Why did you use MomentumOptimizer? and dropout...

liuzhuang13 / DenseNet

Densely Connected Convolutional Networks, In CVPR 2017 (Best Paper Award).

BSD 3-Clause "New" or "Revised" License

4.69k stars 1.06k forks source link

Why did you use MomentumOptimizer? and dropout... #28

Open taki0112 opened 6 years ago

taki0112 commented 6 years ago

Hello When I saw DenseNet, I implemented it with Tensorflow. (Using MNIST data)

The Questions are :

When I experimented, AdamOptimizer performed better than MomentumOptimizer. Is this just MNIST? I do not yet have an experiment with CIFAR.
In the case of dropout, I apply only to the bottleneck layer, not to the transition layer. is this right?
Does Batch Normalization only apply when training? Or does it apply to both test and training?
I wonder what global average pooling is.
And I wonder how to do it in tensorflow.

Please advise if you have any special reason. And if you can see the tensorflow code, I'd like you to see if I implemented it correctly. https://github.com/taki0112/Densenet-Tensorflow

Thank you

liuzhuang13 commented 6 years ago

Hello @taki0112

A1. As we mentioned in the paper, we directly followed ResNet's optimization settings (https://github.com/facebook/fb.resnet.torch), except that we train 300 epochs instead of ~160 epochs. We didn't try any other optimizers.

A2. In our experiment, we applied dropout to every conv layer except the first one of the network. But I guess there should be no significant difference whether you apply dropout on trans layers or not.

A3. This depends on what package you are using. Sorry I'm not familiar with Tensorflow's details.

A4. Global Average Pooling means you pool a feature map to a single number by taking average. For example, you have a 8x8 feature map, you take average of those 64 numbers and produce one number.

For tensorflow usage question like 3 and 4, you can probably find answers by looking at the third- party tensorflow implementations we posted on our readme page. Thanks

taki0112 commented 6 years ago

Thank you I think I can do global average pooling as follows.

    def Global_Average_Pooling(x, stride=1) :
        width = np.shape(x)[1]
        height = np.shape(x)[2]
        pool_size = [width, height]
        return tf.layers.average_pooling2d(inputs=x, pool_size=pool_size, strides=stride) 
        # The stride value does not matter

But I have some questions.

I experimented with MNIST data for a total of 100 layers and growth_k = 12. However, the result is worse than 20 layers. The training speed is very slow and the increase in accuracy is very narrow.
why is not there a Transition Layer (4) in paper ? There are only 3 (Dense Block + Transition Layers) and final dense block and Classification layer..

What is the reason?

liuzhuang13 commented 6 years ago

@taki0112

Most people train a network with less than 5 layers and achieve very high accuracy on MNIST because it is such a simple dataset.

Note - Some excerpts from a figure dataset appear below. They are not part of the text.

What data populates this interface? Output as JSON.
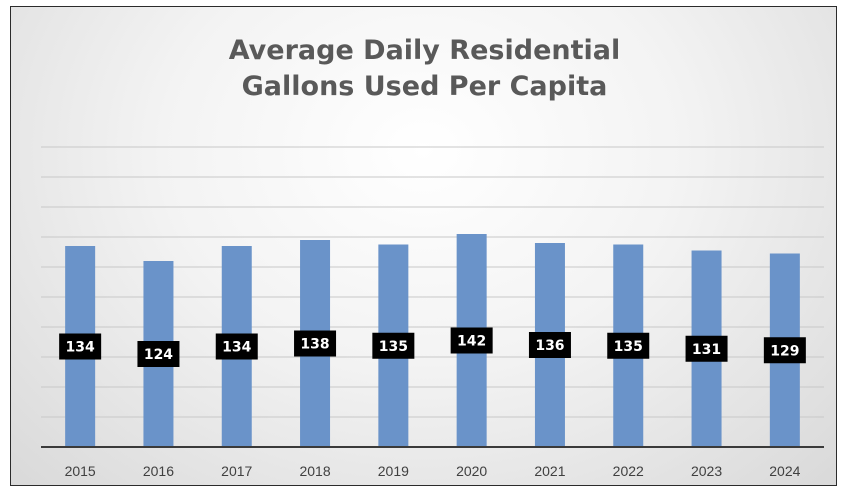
{
  "chart_data": {
    "type": "bar",
    "title": [
      "Average Daily Residential",
      "Gallons Used Per Capita"
    ],
    "categories": [
      "2015",
      "2016",
      "2017",
      "2018",
      "2019",
      "2020",
      "2021",
      "2022",
      "2023",
      "2024"
    ],
    "values": [
      134,
      124,
      134,
      138,
      135,
      142,
      136,
      135,
      131,
      129
    ],
    "ylim": [
      0,
      200
    ],
    "grid": true,
    "bar_color": "#6a93c9",
    "label_bg": "#000000",
    "label_color": "#ffffff"
  }
}
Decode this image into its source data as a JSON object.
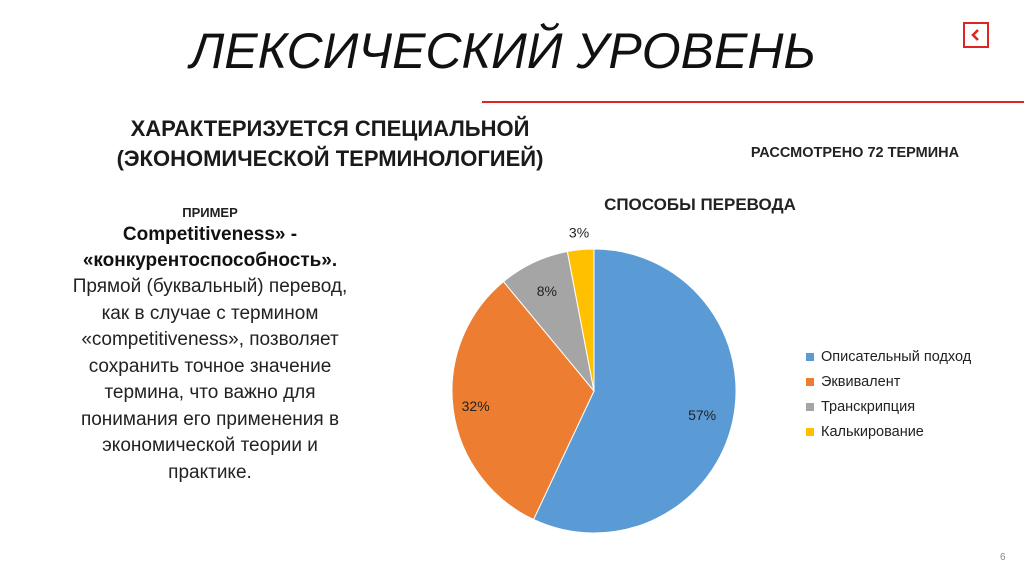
{
  "slide": {
    "title": "ЛЕКСИЧЕСКИЙ УРОВЕНЬ",
    "subtitle_line1": "ХАРАКТЕРИЗУЕТСЯ СПЕЦИАЛЬНОЙ",
    "subtitle_line2": "(ЭКОНОМИЧЕСКОЙ ТЕРМИНОЛОГИЕЙ)",
    "considered": "РАССМОТРЕНО 72 ТЕРМИНА",
    "page_number": "6",
    "accent_color": "#e02424",
    "back_icon": "chevron-left-icon"
  },
  "example": {
    "label": "ПРИМЕР",
    "term_line1": "Competitiveness» -",
    "term_line2": "«конкурентоспособность».",
    "body_lines": [
      "Прямой (буквальный) перевод,",
      "как в случае с термином",
      "«competitiveness», позволяет",
      "сохранить точное значение",
      "термина, что важно для",
      "понимания его применения в",
      "экономической теории и",
      "практике."
    ]
  },
  "chart_data": {
    "type": "pie",
    "title": "СПОСОБЫ ПЕРЕВОДА",
    "legend_position": "right",
    "slices": [
      {
        "name": "Описательный подход",
        "value": 57,
        "label": "57%",
        "color": "#5b9bd5"
      },
      {
        "name": "Эквивалент",
        "value": 32,
        "label": "32%",
        "color": "#ed7d31"
      },
      {
        "name": "Транскрипция",
        "value": 8,
        "label": "8%",
        "color": "#a5a5a5"
      },
      {
        "name": "Калькирование",
        "value": 3,
        "label": "3%",
        "color": "#ffc000"
      }
    ]
  }
}
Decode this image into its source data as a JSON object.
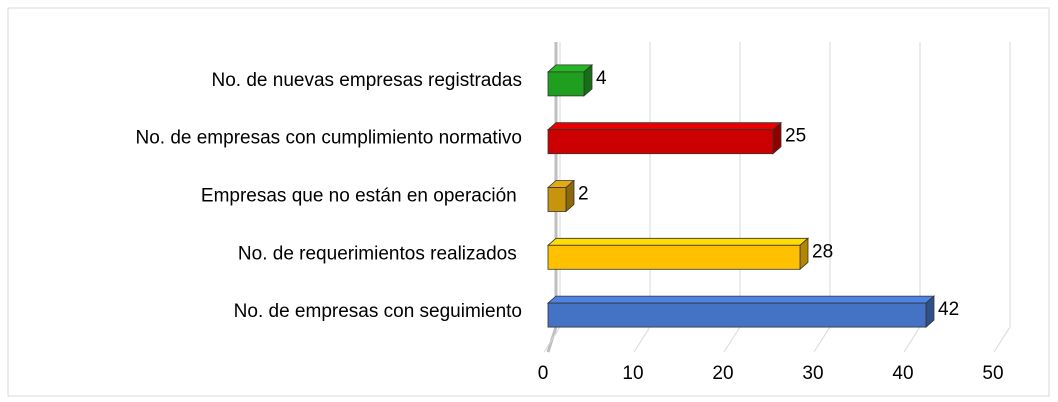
{
  "chart_data": {
    "type": "bar3d_horizontal",
    "categories": [
      "No. de nuevas empresas registradas",
      "No. de empresas con cumplimiento normativo",
      "Empresas que no están en operación ",
      "No. de requerimientos realizados ",
      "No. de empresas con seguimiento"
    ],
    "values": [
      4,
      25,
      2,
      28,
      42
    ],
    "colors": [
      "#1f9e1f",
      "#cc0000",
      "#c8940e",
      "#ffc000",
      "#4472c4"
    ],
    "xlim": [
      0,
      50
    ],
    "xticks": [
      0,
      10,
      20,
      30,
      40,
      50
    ],
    "grid": true
  }
}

If you train a too large network on MNIST, it might overfit to the training set and the accuracy might be worse. Thanks
Because transition layers serves the purpose of downsampling. At last we have the global average pooling to do the downsample but we don't call it a transition layer.

John1231983 commented 6 years ago

I think the author has a good explanation. Regarding the dropout, why did not use dropout in imagenet case? it is the big dataset, so we do not need it, right? Dropout often uses in before fully connected layer. But, you did not use it in both imagenet and cifar10, why? Thanks

liuzhuang13 commented 6 years ago

@John1231983 Because ImageNet is big and also because we use heavy data augmentation, so we don't use dropout. This is also following our base code framework fb.resnet.torch.

For CIFAR10, when we use data augmentation (C10+), we don't use dropout. When we don't use data augmentation (C10), we actually use dropout. We've mentioned this in the paper.